PSE Consulting's survey of 4.250 consumers across four markets has found price and brand recognition are the dominant factors in AI-assisted purchase decisions.
The findings are drawn from an online survey of 4.250 adults across the UK, the US, France, and Germany who already use AI tools for online shopping. The survey was commissioned by PSE Consulting, conducted by market research company OnePoll between 5 March 2026 and 18 March 2026, and carried out in accordance with the Market Research Society's code of conduct.
Price comparison, not delegation
Price emerged as the single most influential factor when consumers choose between AI-generated recommendations, cited by 32% of respondents as their primary decision driver. This is more than double the share who say they simply follow the AI assistant's top recommendation (14%), suggesting that consumers are using these tools primarily as price comparison instruments rather than ceding purchasing decisions to the technology. US consumers are notably more price-focused than those in other markets surveyed, with 37% ranking price as their primary consideration.
Brand recognition and customer reviews play a decisive role once the shortlist has been generated. 89% of respondents said recognising the seller's brand is important or very important when acting on an AI recommendation, while 92% said customer reviews matter when deciding between AI-generated options. 68% also indicated they would consider an AI recommendation for an unfamiliar seller, but only after consulting reviews and ratings first.
Market-level differences
The research highlights notable variation across the four markets. UK consumers are the most reliant on seller brand recognition, with 15% citing it as their primary decision factor, compared to 8% in the US, France, and Germany. UK respondents also show a stronger attachment to loyalty programmes, with 36% saying the loss of loyalty points would make them less likely to continue using AI shopping tools — significantly higher than Germany, where that figure stands at just 14%.
Furthermore, France recorded the highest proportion of mostly positive AI shopping experiences at 53%, and showed the most even distribution of decision-making factors across price (27%), ratings (22%), and following the AI assistant's top recommendation (21%).

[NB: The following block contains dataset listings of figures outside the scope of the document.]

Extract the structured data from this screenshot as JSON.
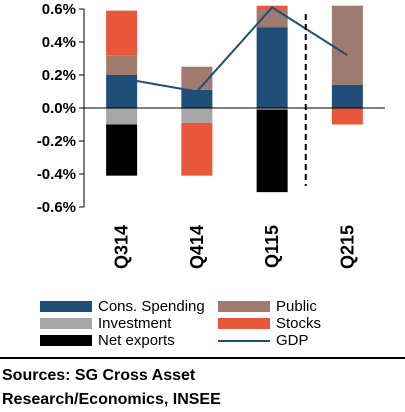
{
  "chart_data": {
    "type": "bar",
    "stacked": true,
    "categories": [
      "Q314",
      "Q414",
      "Q115",
      "Q215"
    ],
    "ylim": [
      -0.6,
      0.6
    ],
    "yticks": [
      "0.6%",
      "0.4%",
      "0.2%",
      "0.0%",
      "-0.2%",
      "-0.4%",
      "-0.6%"
    ],
    "ytick_values": [
      0.6,
      0.4,
      0.2,
      0.0,
      -0.2,
      -0.4,
      -0.6
    ],
    "grid": false,
    "forecast_divider_after": "Q115",
    "series": [
      {
        "name": "Cons. Spending",
        "color": "#1f4e79",
        "values": [
          0.2,
          0.11,
          0.49,
          0.14
        ]
      },
      {
        "name": "Investment",
        "color": "#a6a6a6",
        "values": [
          -0.1,
          -0.09,
          -0.01,
          0.0
        ]
      },
      {
        "name": "Net exports",
        "color": "#000000",
        "values": [
          -0.31,
          0.0,
          -0.5,
          0.0
        ]
      },
      {
        "name": "Public",
        "color": "#9e7b6e",
        "values": [
          0.12,
          0.14,
          0.11,
          0.48
        ]
      },
      {
        "name": "Stocks",
        "color": "#e8573a",
        "values": [
          0.27,
          -0.32,
          0.02,
          -0.1
        ]
      }
    ],
    "gdp": {
      "name": "GDP",
      "color": "#1f4e79",
      "values": [
        0.18,
        0.1,
        0.61,
        0.32
      ]
    },
    "legend_placement": "bottom"
  },
  "source_lines": [
    "Sources: SG Cross Asset",
    "Research/Economics, INSEE"
  ]
}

Overall, 43% of respondents across all four markets reported positive experiences with AI-assisted shopping, while fewer than 3% reported mostly negative experiences. The remainder described their experience as mixed.
Adoption ahead of maturity
The pattern of adoption stands in contrast to earlier conversational commerce formats such as voice-based shopping, which saw slower and more hesitant uptake. The data indicates that consumers are engaging with AI shopping tools at scale before the technology has reached a settled or standardised form.
Chris Jones, Managing Director at PSE Consulting, noted that while AI agents are effective at discovery and shortlisting, trust signals (particularly brand recognition and peer reviews) remain the determining factors at the point of purchase, and that unrecognised sellers without review validation are unlikely to convert from AI-generated recommendations alone.
PSE Consulting describes the survey as part of a broader study into the commercial and structural implications of agentic commerce across four major Western ecommerce markets, with a full report forthcoming.